Virgin soil epidemic is a term coined by Alfred Crosby, defining it as epidemics "in which the populations at risk have had no previous contact with the diseases that strike them and are therefore immunologically almost defenseless". The concept is related to that developed by William McNeill in which he connected the development of agriculture and more sedentary life with the emergence of new diseases as microbes moved from domestic animals to humans. Virgin soil epidemics have occurred with European colonization, particularly when European explorers and colonists brought diseases to lands they seized in the Americas, Australia and Pacific Islands. This concept would later be adopted wholesale by Jared Diamond as a central theme in his popular book Guns, Germs and Steel as an explanation for successful European expansion.
When a population has not had contact with a particular pathogen, individuals in that population have not built up any immunity to that organism, and have not received immunity passed from mother to child. Epidemiologist Francis Black has suggested that some isolated populations may not have mixed enough to become as genetically heterogeneous as their colonizers, which would also have affected their natural immunity. This can also happen when a considerable amount of time has passed between disease outbreaks, that no one in a particular community has ever experienced the disease to gain immunity. Consequently when a previously unknown disease is introduced to such a population, there is an increase in the morbidity and mortality rates; historically this increase has often been devastating, and always noticeable.
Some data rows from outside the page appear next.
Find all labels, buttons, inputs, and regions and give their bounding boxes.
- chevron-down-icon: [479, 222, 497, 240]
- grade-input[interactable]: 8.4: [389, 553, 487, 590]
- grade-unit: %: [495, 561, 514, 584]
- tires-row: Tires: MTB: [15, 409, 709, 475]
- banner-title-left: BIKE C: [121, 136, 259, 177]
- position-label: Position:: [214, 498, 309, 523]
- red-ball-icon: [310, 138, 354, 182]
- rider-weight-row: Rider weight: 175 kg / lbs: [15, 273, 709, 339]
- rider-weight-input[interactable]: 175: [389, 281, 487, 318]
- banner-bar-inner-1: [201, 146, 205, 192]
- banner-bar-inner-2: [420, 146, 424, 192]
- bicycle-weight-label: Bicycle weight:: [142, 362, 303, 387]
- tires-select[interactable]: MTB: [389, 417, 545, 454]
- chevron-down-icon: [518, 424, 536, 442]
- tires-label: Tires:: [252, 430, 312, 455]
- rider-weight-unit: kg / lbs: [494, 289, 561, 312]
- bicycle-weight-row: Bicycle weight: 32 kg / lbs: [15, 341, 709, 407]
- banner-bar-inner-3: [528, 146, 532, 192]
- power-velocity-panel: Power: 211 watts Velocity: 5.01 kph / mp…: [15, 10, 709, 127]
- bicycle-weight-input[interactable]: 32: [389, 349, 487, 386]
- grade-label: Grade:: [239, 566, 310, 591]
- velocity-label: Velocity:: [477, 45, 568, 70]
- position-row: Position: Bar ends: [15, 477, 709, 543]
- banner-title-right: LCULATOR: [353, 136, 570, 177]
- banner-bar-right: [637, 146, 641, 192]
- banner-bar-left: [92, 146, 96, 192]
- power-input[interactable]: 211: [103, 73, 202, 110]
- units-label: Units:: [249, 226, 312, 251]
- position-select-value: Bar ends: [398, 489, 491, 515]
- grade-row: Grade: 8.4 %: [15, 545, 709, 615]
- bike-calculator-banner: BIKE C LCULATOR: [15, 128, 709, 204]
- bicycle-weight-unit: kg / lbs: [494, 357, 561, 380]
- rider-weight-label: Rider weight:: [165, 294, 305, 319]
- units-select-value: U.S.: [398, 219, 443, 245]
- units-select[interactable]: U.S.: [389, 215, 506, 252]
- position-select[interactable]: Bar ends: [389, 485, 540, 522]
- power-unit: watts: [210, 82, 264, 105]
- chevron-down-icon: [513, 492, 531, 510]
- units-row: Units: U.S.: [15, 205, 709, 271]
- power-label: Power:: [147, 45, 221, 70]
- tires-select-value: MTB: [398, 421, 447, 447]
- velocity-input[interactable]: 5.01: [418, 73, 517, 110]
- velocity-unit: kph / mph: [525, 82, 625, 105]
Diseases introduced to the Americas by European colonizers—and their African slaves—include smallpox, yellow fever, measles and malaria, as well as new strains of typhus and influenza.
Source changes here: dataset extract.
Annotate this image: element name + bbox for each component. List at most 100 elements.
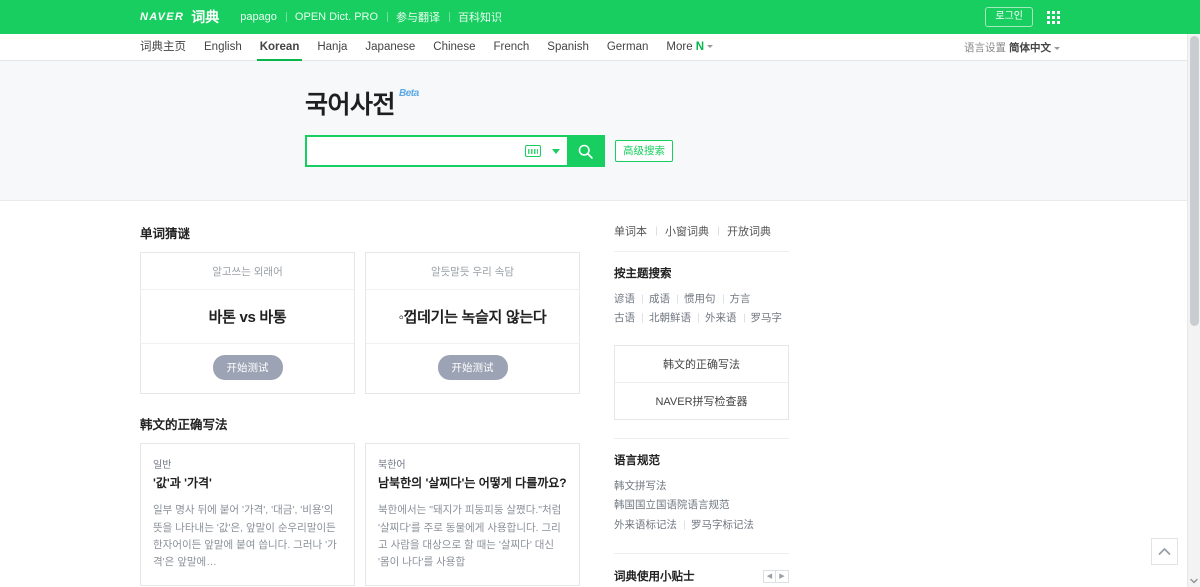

Virgin soil epidemics also occurred in other regions. For example, the Romans spread smallpox through new populations in Europe and the Middle East in the 2nd century AD, and the Mongols brought the bubonic plague to Europe and the Middle East in the 14th century.

Debate

Research over the last few decades has questioned some aspects of the notion of virgin soil epidemics. David S. Jones has argued that the term "virgin soil" is often used to describe a genetic predisposition to disease infection, and obscures the more complex social, environmental, and biological factors that can enhance or reduce a population's susceptibility. Paul Kelton has argued that the slave trade in Indigenous people by Europeans exacerbated the spread and virulence of smallpox and that a "Virgin Soil" model alone cannot account for the widespread disaster of the epidemic. Cristobal Silva has re-examined accounts by colonists of 17th century New England epidemics and has explored how they were products of particular historical circumstances rather than universal or genetically inevitable processes.